Token-Level: Drops future-reward coupling. It is biased but has a much tighter variance bound of O(T2).
Proposed Method: Occupies the middle ground. It introduces a local distributional coupling (via Top-K) that recovers information discarded by single-token estimates but maintains a variance profile closer to the token-level estimator, avoiding the quartic explosion of the sequence-level estimator.
4. Key Contributions
Theoretical Insight: Demonstrated that token-level OPD is biased but offers a significantly tighter worst-case variance bound than sequence-level objectives, explaining why it is preferred for long-horizon training despite its bias.
Empirical Diagnosis: Identified and visualized three specific failure modes of sampled-token OPD: imbalanced signals, unreliable guidance on drifted prefixes, and tokenizer-induced distortions.
Novel Algorithm: Proposed Teacher Top-K Local Support Matching, implemented as a truncated reverse-KL with top-p sampling and special-token masking.
Performance Gains: Showed that this method yields more stable optimization and better downstream performance compared to standard sampled-token OPD.
5. Experimental Results
The method was evaluated on Qwen2.5-7B-Instruct as the student model in two settings:
A. Single-Task Math Reasoning
Setup: Trained on DAPO-Math-17K using OpenThinker3-7B as the teacher.
Results:
Standard Sampled-Token OPD improved the average score from 28.2 (base) to 36.4.
Adding special-token masking to the baseline improved it to 40.7.
Proposed Method (with masking): Achieved 41.5 average score, outperforming all baselines.
Key Finding: The proposed method is less sensitive to tokenizer mismatches than the baseline, as evidenced by the smaller performance gap between masked and unmasked versions.
B. Multi-Task Agentic + Math Training
Setup: Alternating training between Math reasoning and ALFWorld (agentic tasks).
Results:
The proposed method significantly improved Math performance (e.g., Math500 from 76.0 to 82.0) while maintaining or slightly improving ALFWorld success rates (up to 97.7%).
This confirms the method's ability to handle the "brittleness" of long-horizon token supervision without degrading performance on shorter-horizon agentic tasks.
C. Training Dynamics
Stability: The proposed method exhibited smaller gradient norms, lower clipping-boundary fractions, and more consistent policy entropy compared to the baseline.

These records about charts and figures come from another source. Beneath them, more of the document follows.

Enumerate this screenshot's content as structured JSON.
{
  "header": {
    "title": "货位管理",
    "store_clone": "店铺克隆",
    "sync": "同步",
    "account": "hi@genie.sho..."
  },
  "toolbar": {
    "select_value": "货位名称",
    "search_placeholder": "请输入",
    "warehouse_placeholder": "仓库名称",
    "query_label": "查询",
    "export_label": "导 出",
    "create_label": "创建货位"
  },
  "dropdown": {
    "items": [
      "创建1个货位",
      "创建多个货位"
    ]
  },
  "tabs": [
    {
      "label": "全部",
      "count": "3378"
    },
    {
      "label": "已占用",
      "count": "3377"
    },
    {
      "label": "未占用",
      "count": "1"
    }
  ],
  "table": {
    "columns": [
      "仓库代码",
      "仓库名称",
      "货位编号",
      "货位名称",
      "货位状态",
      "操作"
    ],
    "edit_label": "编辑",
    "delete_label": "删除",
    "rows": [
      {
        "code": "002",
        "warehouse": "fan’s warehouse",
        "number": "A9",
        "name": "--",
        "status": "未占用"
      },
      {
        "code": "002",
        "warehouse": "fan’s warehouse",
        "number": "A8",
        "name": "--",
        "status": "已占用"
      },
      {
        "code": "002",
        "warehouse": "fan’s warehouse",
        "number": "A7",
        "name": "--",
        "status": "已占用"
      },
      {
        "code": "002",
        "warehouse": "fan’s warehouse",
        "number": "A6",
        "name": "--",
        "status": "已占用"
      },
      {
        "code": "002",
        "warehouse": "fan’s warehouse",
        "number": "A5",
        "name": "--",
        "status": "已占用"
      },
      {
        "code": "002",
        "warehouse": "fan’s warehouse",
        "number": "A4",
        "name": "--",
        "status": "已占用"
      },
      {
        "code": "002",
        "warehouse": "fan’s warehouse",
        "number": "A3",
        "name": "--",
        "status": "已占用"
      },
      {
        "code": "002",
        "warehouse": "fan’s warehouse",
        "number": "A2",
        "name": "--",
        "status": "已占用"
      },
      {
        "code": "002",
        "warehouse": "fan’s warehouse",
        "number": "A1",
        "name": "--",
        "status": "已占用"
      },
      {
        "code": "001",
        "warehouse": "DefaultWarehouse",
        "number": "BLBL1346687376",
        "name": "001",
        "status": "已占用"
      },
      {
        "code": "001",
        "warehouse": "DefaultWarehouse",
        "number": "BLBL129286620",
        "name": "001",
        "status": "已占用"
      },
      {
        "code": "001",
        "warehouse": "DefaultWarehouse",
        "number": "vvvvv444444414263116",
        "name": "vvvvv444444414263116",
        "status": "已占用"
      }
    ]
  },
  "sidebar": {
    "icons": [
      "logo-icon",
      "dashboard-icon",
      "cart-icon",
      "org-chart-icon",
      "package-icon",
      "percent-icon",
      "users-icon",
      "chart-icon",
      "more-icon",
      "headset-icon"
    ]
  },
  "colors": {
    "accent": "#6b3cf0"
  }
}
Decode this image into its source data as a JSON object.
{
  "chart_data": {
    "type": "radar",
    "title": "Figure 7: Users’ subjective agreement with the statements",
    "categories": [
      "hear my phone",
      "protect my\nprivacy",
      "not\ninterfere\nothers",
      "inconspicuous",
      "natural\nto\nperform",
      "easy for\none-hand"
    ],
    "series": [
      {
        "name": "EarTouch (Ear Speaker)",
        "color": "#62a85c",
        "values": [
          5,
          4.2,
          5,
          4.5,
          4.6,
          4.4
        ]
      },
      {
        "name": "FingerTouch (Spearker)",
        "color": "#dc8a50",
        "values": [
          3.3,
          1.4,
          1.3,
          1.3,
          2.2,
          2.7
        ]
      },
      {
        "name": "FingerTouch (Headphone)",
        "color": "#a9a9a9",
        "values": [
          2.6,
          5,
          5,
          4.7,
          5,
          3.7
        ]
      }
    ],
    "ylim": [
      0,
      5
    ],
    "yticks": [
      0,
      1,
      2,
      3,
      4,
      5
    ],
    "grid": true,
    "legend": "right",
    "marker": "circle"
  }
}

Alignment: The log-probability gap between teacher and student decreased more effectively, indicating better alignment even when using sampled-token diagnostics.
6. Significance
This work addresses a critical bottleneck in scaling LLM post-training via distillation. As models move toward longer reasoning chains and agentic behaviors, the standard "one-token" supervision becomes increasingly unreliable due to distribution shift and tokenization artifacts.
The proposed Local Support Matching offers a practical, model-agnostic "fix" that:
Stabilizes Training: Reduces the variance explosion associated with long sequences without requiring complex sequence-level reward modeling.
Improves Robustness: Mitigates the impact of tokenization mismatches and teacher drift.
Enhances Performance: Delivers consistent gains in both single-task reasoning and complex multi-task agentic scenarios.
The paper concludes that while local support matching is a significant improvement, it is a "practical design point" rather than a final solution, suggesting future work should focus on integrating these local objectives with better rollout control and uncertainty handling.